Apr 11 Eve
Father, I gather the courage and told mom that I m staying the night at friend's place. Also told her that I am on leave on Wed because of meditation pgm.
Father, looking at boss's unwillingness to change, holding on to her personality. What's there to hold on? Me, I will release.
(May 23 - unfortunately I am still holding on to the last door)
This afternoon I msg him about my Korea trip and there were no reply. Suprisingly I was fine. The old me would do loads of scenario. The new me just state that I m meeting him tomorrow.
Just now did shoonya and samyama. For the first time I was able to do for so long, about 40 min and without any interval. Amazing.
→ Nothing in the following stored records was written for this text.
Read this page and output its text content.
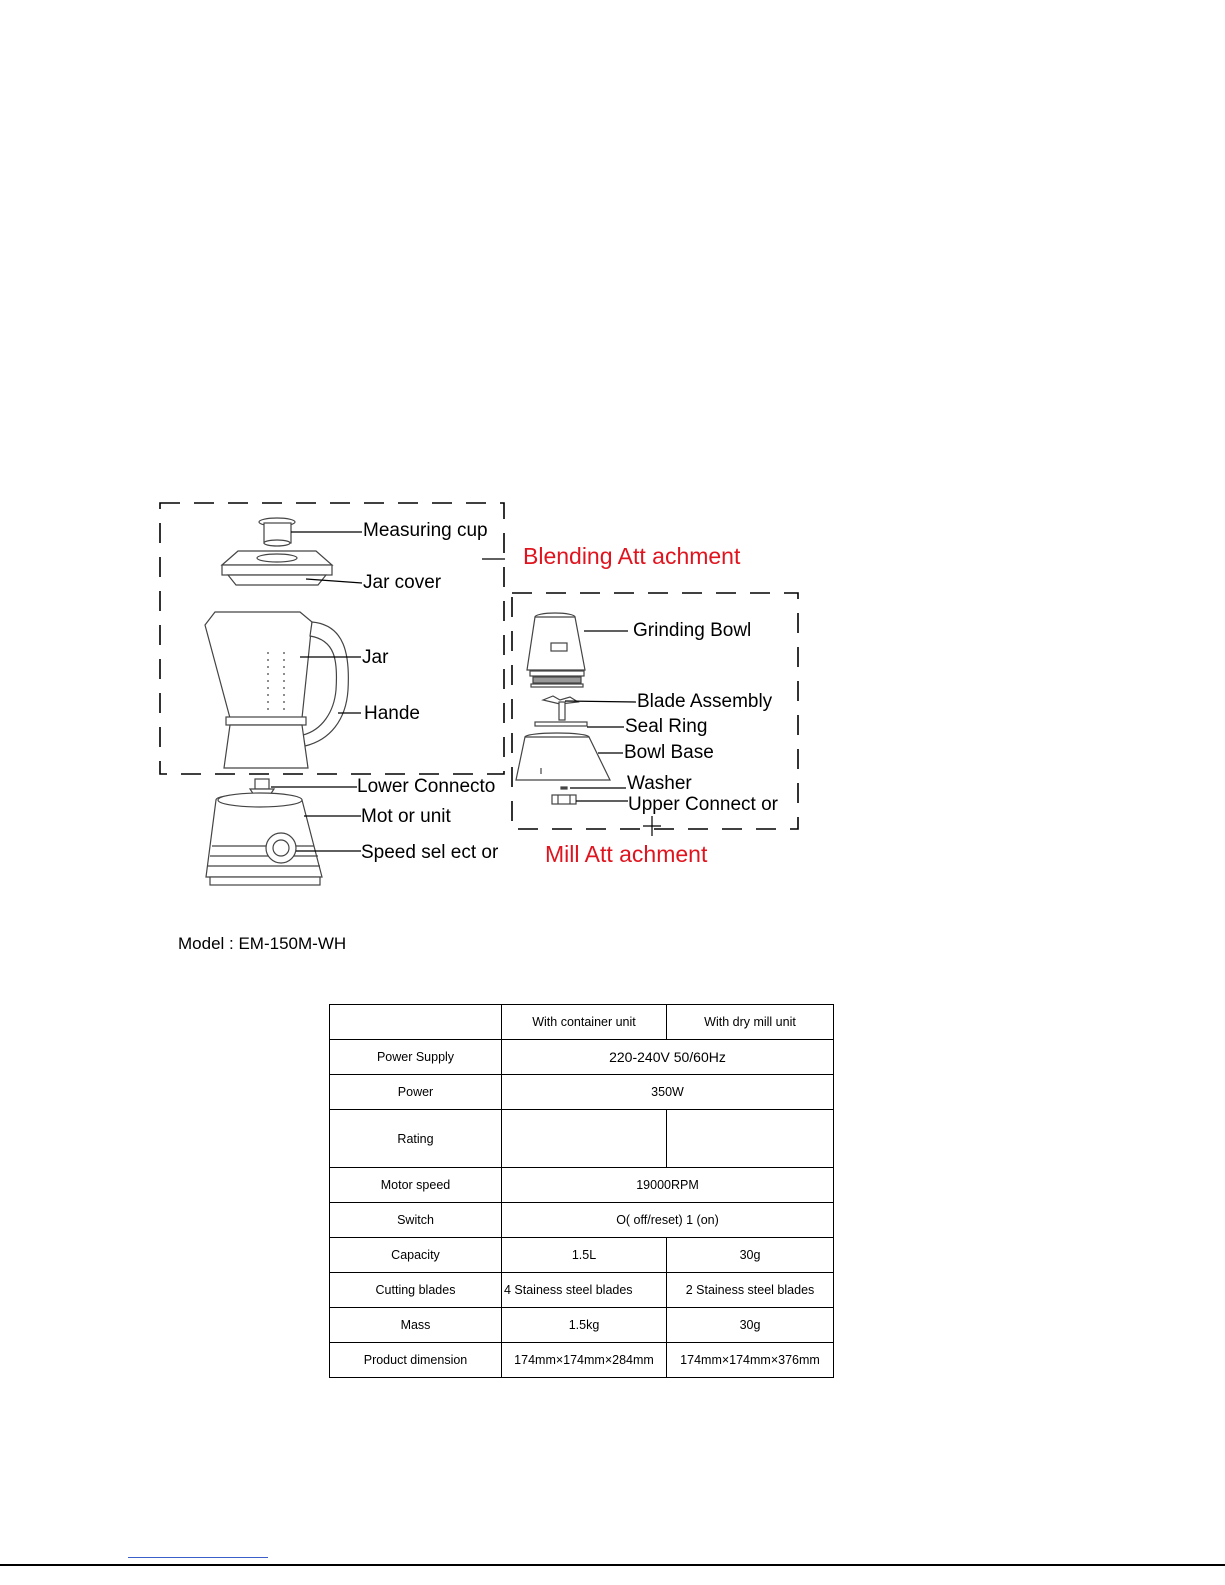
Measuring cup
Jar cover
Jar
Hande
Lower Connecto
Mot or unit
Speed sel ect or
Grinding Bowl
Blade Assembly
Seal Ring
Bowl Base
Washer
Upper Connect or
Blending Att achment
Mill Att achment
Model : EM-150M-WH
	With container unit	With dry mill unit
Power Supply	220-240V 50/60Hz	
Power	350W	
Rating		
Motor speed	19000RPM	
Switch	O( off/reset) 1 (on)	
Capacity	1.5L	30g
Cutting blades	4 Stainess steel blades	2 Stainess steel blades
Mass	1.5kg	30g
Product dimension	174mm×174mm×284mm	174mm×174mm×376mm
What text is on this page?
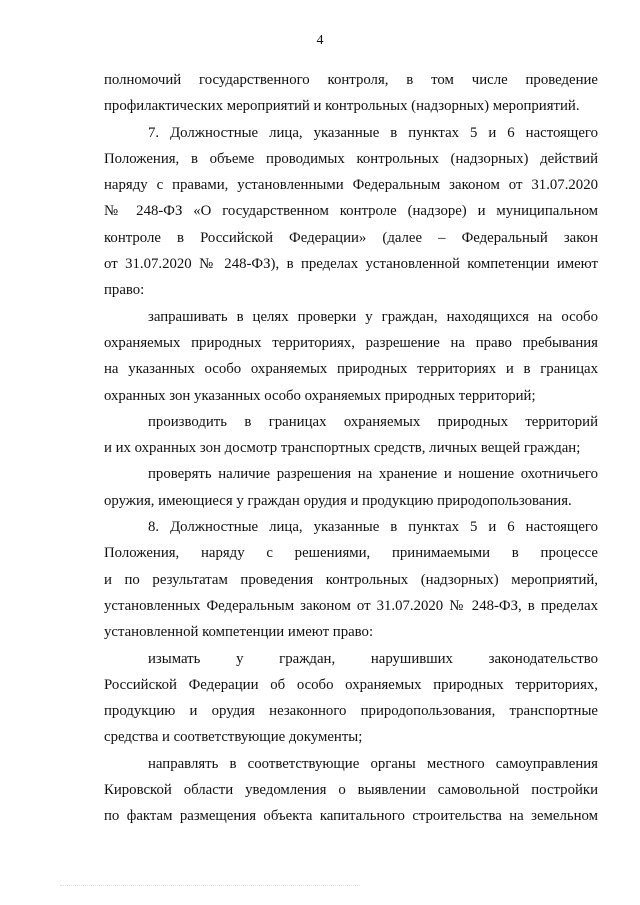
4
полномочий государственного контроля, в том числе проведение
профилактических мероприятий и контрольных (надзорных) мероприятий.
7. Должностные лица, указанные в пунктах 5 и 6 настоящего
Положения, в объеме проводимых контрольных (надзорных) действий
наряду с правами, установленными Федеральным законом от 31.07.2020
№ 248-ФЗ «О государственном контроле (надзоре) и муниципальном
контроле в Российской Федерации» (далее – Федеральный закон
от 31.07.2020 № 248-ФЗ), в пределах установленной компетенции имеют
право:
запрашивать в целях проверки у граждан, находящихся на особо
охраняемых природных территориях, разрешение на право пребывания
на указанных особо охраняемых природных территориях и в границах
охранных зон указанных особо охраняемых природных территорий;
производить в границах охраняемых природных территорий
и их охранных зон досмотр транспортных средств, личных вещей граждан;
проверять наличие разрешения на хранение и ношение охотничьего
оружия, имеющиеся у граждан орудия и продукцию природопользования.
8. Должностные лица, указанные в пунктах 5 и 6 настоящего
Положения, наряду с решениями, принимаемыми в процессе
и по результатам проведения контрольных (надзорных) мероприятий,
установленных Федеральным законом от 31.07.2020 № 248-ФЗ, в пределах
установленной компетенции имеют право:
изымать у граждан, нарушивших законодательство
Российской Федерации об особо охраняемых природных территориях,
продукцию и орудия незаконного природопользования, транспортные
средства и соответствующие документы;
направлять в соответствующие органы местного самоуправления
Кировской области уведомления о выявлении самовольной постройки
по фактам размещения объекта капитального строительства на земельном
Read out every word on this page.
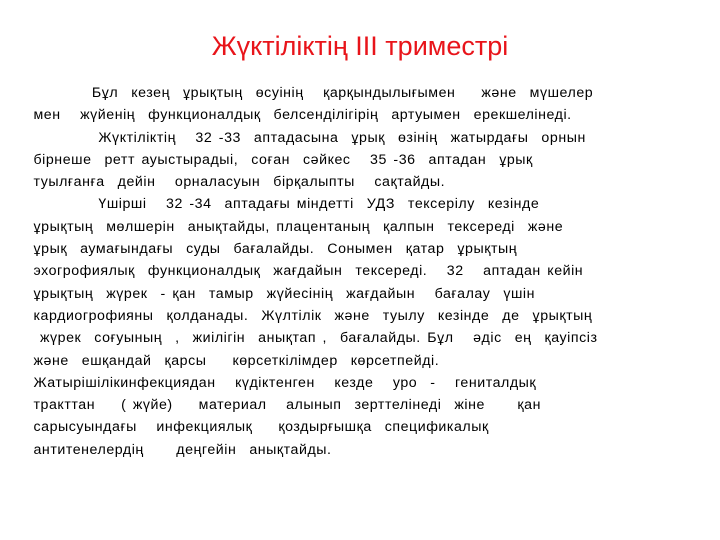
Жүктіліктің III триместрі
Бұл  кезең  ұрықтың  өсуінің   қарқындылығымен    және  мүшелер
мен   жүйенің  функционалдық  белсенділігірің  артуымен  ерекшелінеді.
Жүктіліктің   32 -33  аптадасына  ұрық  өзінің  жатырдағы  орнын
бірнеше  ретт ауыстырадыі,  соған  сәйкес   35 -36  аптадан  ұрық
туылғанға  дейін   орналасуын  бірқалыпты   сақтайды.
Үшірші   32 -34  аптадағы міндетті  УДЗ  тексерілу  кезінде
ұрықтың  мөлшерін  анықтайды, плацентаның  қалпын  тексереді  және
ұрық  аумағындағы  суды  бағалайды.  Сонымен  қатар  ұрықтың
эхогрофиялық  функционалдық  жағдайын  тексереді.   32   аптадан кейін
ұрықтың  жүрек  - қан  тамыр  жүйесінің  жағдайын   бағалау  үшін
кардиогрофияны  қолданады.  Жүлтілік  және  туылу  кезінде  де  ұрықтың
жүрек  соғуының  ,  жиілігін  анықтап ,  бағалайды. Бұл   әдіс  ең  қауіпсіз
және  ешқандай  қарсы    көрсеткілімдер  көрсетпейді.
Жатырішілікинфекциядан   күдіктенген   кезде   уро  -   гениталдық
тракттан    ( жүйе)    материал   алынып  зерттелінеді  жіне     қан
сарысуындағы   инфекциялық    қоздырғышқа  спецификалық
антитенелердің     деңгейін  анықтайды.
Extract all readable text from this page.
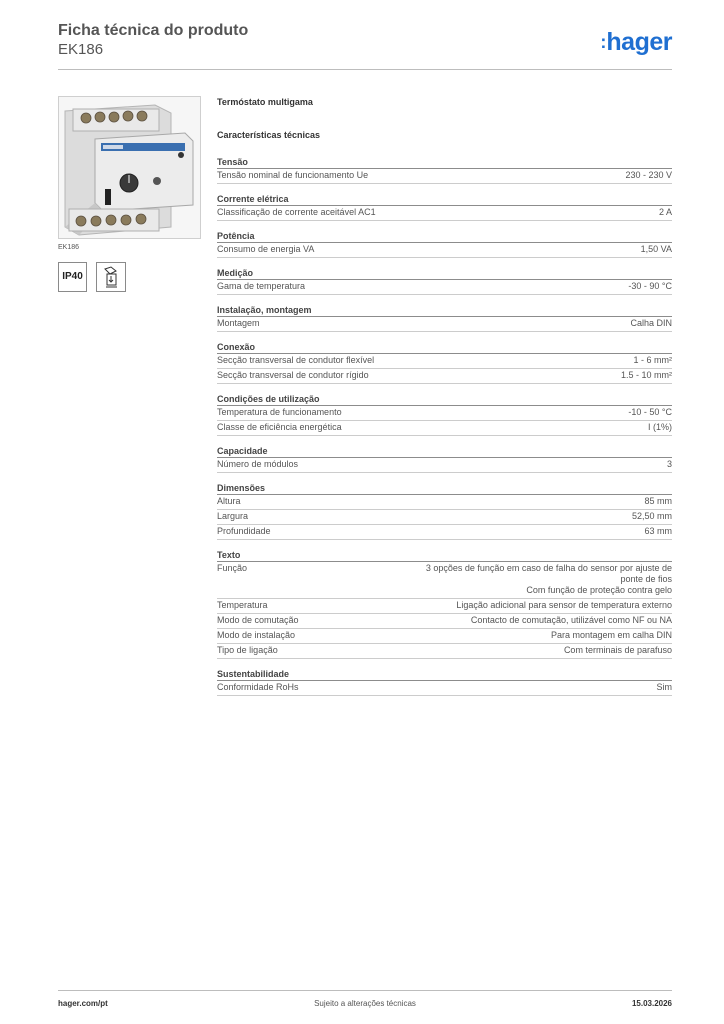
Ficha técnica do produto
EK186	:hager
EK186
IP40
Termóstato multigama
Características técnicas
Tensão
Tensão nominal de funcionamento Ue	230 - 230 V
Corrente elétrica
Classificação de corrente aceitável AC1	2 A
Potência
Consumo de energia VA	1,50 VA
Medição
Gama de temperatura	-30 - 90 °C
Instalação, montagem
Montagem	Calha DIN
Conexão
Secção transversal de condutor flexível	1 - 6 mm²
Secção transversal de condutor rígido	1.5 - 10 mm²
Condições de utilização
Temperatura de funcionamento	-10 - 50 °C
Classe de eficiência energética	I (1%)
Capacidade
Número de módulos	3
Dimensões
Altura	85 mm
Largura	52,50 mm
Profundidade	63 mm
Texto
Função	3 opções de função em caso de falha do sensor por ajuste de
ponte de fios
Com função de proteção contra gelo
Temperatura	Ligação adicional para sensor de temperatura externo
Modo de comutação	Contacto de comutação, utilizável como NF ou NA
Modo de instalação	Para montagem em calha DIN
Tipo de ligação	Com terminais de parafuso
Sustentabilidade
Conformidade RoHs	Sim
hager.com/pt	Sujeito a alterações técnicas	15.03.2026
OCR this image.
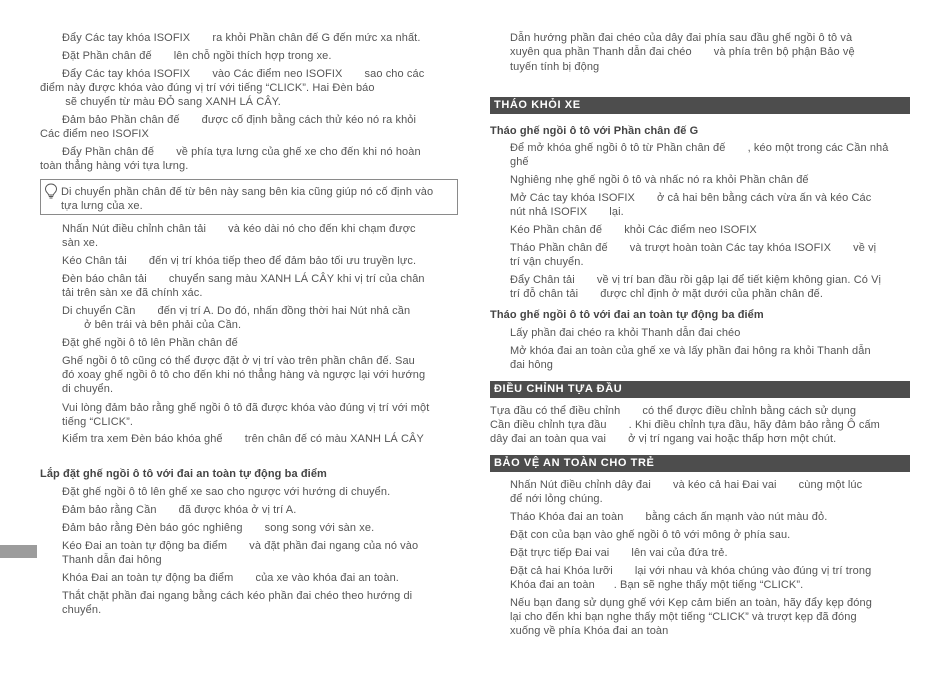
Đẩy Các tay khóa ISOFIX       ra khỏi Phần chân đế G đến mức xa nhất.
Đặt Phần chân đế       lên chỗ ngồi thích hợp trong xe.
Đẩy Các tay khóa ISOFIX       vào Các điểm neo ISOFIX       sao cho các
điểm này được khóa vào đúng vị trí với tiếng “CLICK”. Hai Đèn báo
sẽ chuyển từ màu ĐỎ sang XANH LÁ CÂY.
Đảm bảo Phần chân đế       được cố định bằng cách thử kéo nó ra khỏi
Các điểm neo ISOFIX
Đẩy Phần chân đế       về phía tựa lưng của ghế xe cho đến khi nó hoàn
toàn thẳng hàng với tựa lưng.
Di chuyển phần chân đế từ bên này sang bên kia cũng giúp nó cố định vào
tựa lưng của xe.
Nhấn Nút điều chỉnh chân tải       và kéo dài nó cho đến khi chạm được
sàn xe.
Kéo Chân tải       đến vị trí khóa tiếp theo để đảm bảo tối ưu truyền lực.
Đèn báo chân tải       chuyển sang màu XANH LÁ CÂY khi vị trí của chân
tải trên sàn xe đã chính xác.
Di chuyển Cần       đến vị trí A. Do đó, nhấn đồng thời hai Nút nhả cần
ở bên trái và bên phải của Cần.
Đặt ghế ngồi ô tô lên Phần chân đế
Ghế ngồi ô tô cũng có thể được đặt ở vị trí vào trên phần chân đế. Sau
đó xoay ghế ngồi ô tô cho đến khi nó thẳng hàng và ngược lại với hướng
di chuyển.
Vui lòng đảm bảo rằng ghế ngồi ô tô đã được khóa vào đúng vị trí với một
tiếng “CLICK”.
Kiểm tra xem Đèn báo khóa ghế       trên chân đế có màu XANH LÁ CÂY
Lắp đặt ghế ngồi ô tô với đai an toàn tự động ba điểm
Đặt ghế ngồi ô tô lên ghế xe sao cho ngược với hướng di chuyển.
Đảm bảo rằng Cần       đã được khóa ở vị trí A.
Đảm bảo rằng Đèn báo góc nghiêng       song song với sàn xe.
Kéo Đai an toàn tự động ba điểm       và đặt phần đai ngang của nó vào
Thanh dẫn đai hông
Khóa Đai an toàn tự động ba điểm       của xe vào khóa đai an toàn.
Thắt chặt phần đai ngang bằng cách kéo phần đai chéo theo hướng di
chuyển.
Dẫn hướng phần đai chéo của dây đai phía sau đầu ghế ngồi ô tô và
xuyên qua phần Thanh dẫn đai chéo       và phía trên bộ phận Bảo vệ
tuyến tính bị động
THÁO KHỎI XE
Tháo ghế ngồi ô tô với Phần chân đế G
Để mở khóa ghế ngồi ô tô từ Phần chân đế       , kéo một trong các Cần nhả
ghế
Nghiêng nhẹ ghế ngồi ô tô và nhấc nó ra khỏi Phần chân đế
Mở Các tay khóa ISOFIX       ở cả hai bên bằng cách vừa ấn và kéo Các
nút nhả ISOFIX       lại.
Kéo Phần chân đế       khỏi Các điểm neo ISOFIX
Tháo Phần chân đế       và trượt hoàn toàn Các tay khóa ISOFIX       về vị
trí vận chuyển.
Đẩy Chân tải       về vị trí ban đầu rồi gập lại để tiết kiệm không gian. Có Vị
trí đỗ chân tải       được chỉ định ở mặt dưới của phần chân đế.
Tháo ghế ngồi ô tô với đai an toàn tự động ba điểm
Lấy phần đai chéo ra khỏi Thanh dẫn đai chéo
Mở khóa đai an toàn của ghế xe và lấy phần đai hông ra khỏi Thanh dẫn
đai hông
ĐIỀU CHỈNH TỰA ĐẦU
Tựa đầu có thể điều chỉnh       có thể được điều chỉnh bằng cách sử dụng
Cần điều chỉnh tựa đầu       . Khi điều chỉnh tựa đầu, hãy đảm bảo rằng Ô cấm
dây đai an toàn qua vai       ở vị trí ngang vai hoặc thấp hơn một chút.
BẢO VỆ AN TOÀN CHO TRẺ
Nhấn Nút điều chỉnh dây đai       và kéo cả hai Đai vai       cùng một lúc
để nới lỏng chúng.
Tháo Khóa đai an toàn       bằng cách ấn mạnh vào nút màu đỏ.
Đặt con của bạn vào ghế ngồi ô tô với mông ở phía sau.
Đặt trực tiếp Đai vai       lên vai của đứa trẻ.
Đặt cả hai Khóa lưỡi       lại với nhau và khóa chúng vào đúng vị trí trong
Khóa đai an toàn      . Bạn sẽ nghe thấy một tiếng “CLICK”.
Nếu bạn đang sử dụng ghế với Kẹp cảm biến an toàn, hãy đẩy kẹp đóng
lại cho đến khi bạn nghe thấy một tiếng “CLICK” và trượt kẹp đã đóng
xuống về phía Khóa đai an toàn
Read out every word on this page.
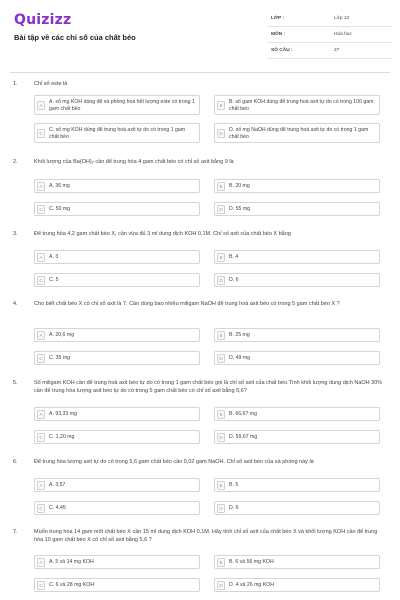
Quizizz
Bài tập về các chỉ số của chất béo
LỚP :	Lớp 12
MÔN :	Hóa học
SỐ CÂU :	27
1.	Chỉ số este là
A
A. số mg KOH dùng để xà phòng hoá hết lượng este có trong 1 gam chất béo
B
B. số gam KOH dùng để trung hoà axit tự do có trong 100 gam chất béo
C
C. số mg KOH dùng để trung hoà axit tự do có trong 1 gam chất béo
D
D. số mg NaOH dùng để trung hoà axit tự do có trong 1 gam chất béo
2.	Khối lượng của Ba(OH)₂ cần để trung hòa 4 gam chất béo có chỉ số axit bằng 9 là
A	A. 36 mg	B	B. 20 mg
C	C. 50 mg	D	D. 55 mg
3.	Để trung hòa 4,2 gam chất béo X, cần vừa đủ 3 ml dung dịch KOH 0,1M. Chỉ số axit của chất béo X bằng
A	A. 3	B	B. 4
C	C. 5	D	D. 6
4.	Cho biết chất béo X có chỉ số axit là 7. Cần dùng bao nhiêu miligam NaOH để trung hoà axit béo có trong 5 gam chất béo X ?
A	A. 20,6 mg	B	B. 25 mg
C	C. 35 mg	D	D. 49 mg
5.	Số miligam KOH cần để trung hoà axit béo tự do có trong 1 gam chất béo gọi là chỉ số axit của chất béo.Tính khối lượng dung dịch NaOH 30% cần để trung hòa lượng axit béo tự do có trong 5 gam chất béo có chỉ số axit bằng 5,6?
A	A. 93,33 mg	B	B. 66,67 mg
C	C. 1,20 mg	D	D. 59,67 mg
6.	Để trung hòa lượng axit tự do có trong 5,6 gam chất béo cần 0,02 gam NaOH. Chỉ số axit béo của xà phòng này là
A	A. 3,57	B	B. 5
C	C. 4,45	D	D. 6
7.	Muốn trung hòa 14 gam một chất béo X cần 15 ml dung dịch KOH 0,1M. Hãy tính chỉ số axit của chất béo X và khối lượng KOH cần để trung hòa 10 gam chất béo X có chỉ số axit bằng 5,6 ?
A	A. 5 và 14 mg KOH	B	B. 6 và 56 mg KOH
C	C. 6 và 28 mg KOH	D	D. 4 và 26 mg KOH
Just spoke to LK and she too was energised and had an effortless hata yoga this morning.
Osho
Without becoming free of this very tense and very restless state of mind, no person can move towards his center of life.
You will find ur tots are so irrelevant, useless and contradictory that u think u have gone mad.
Soul
Mmm, I am not sure why I told L about S's negative response on Z. It is out of loyalty or what?? I used to know S and hardly know Z. And here I am now protecting Z. I know Z is loyal to S and has only good things to say about him. But this is not reciprocated.
(May 23 - S noticed my protectiveness on Z and has asked him about us.)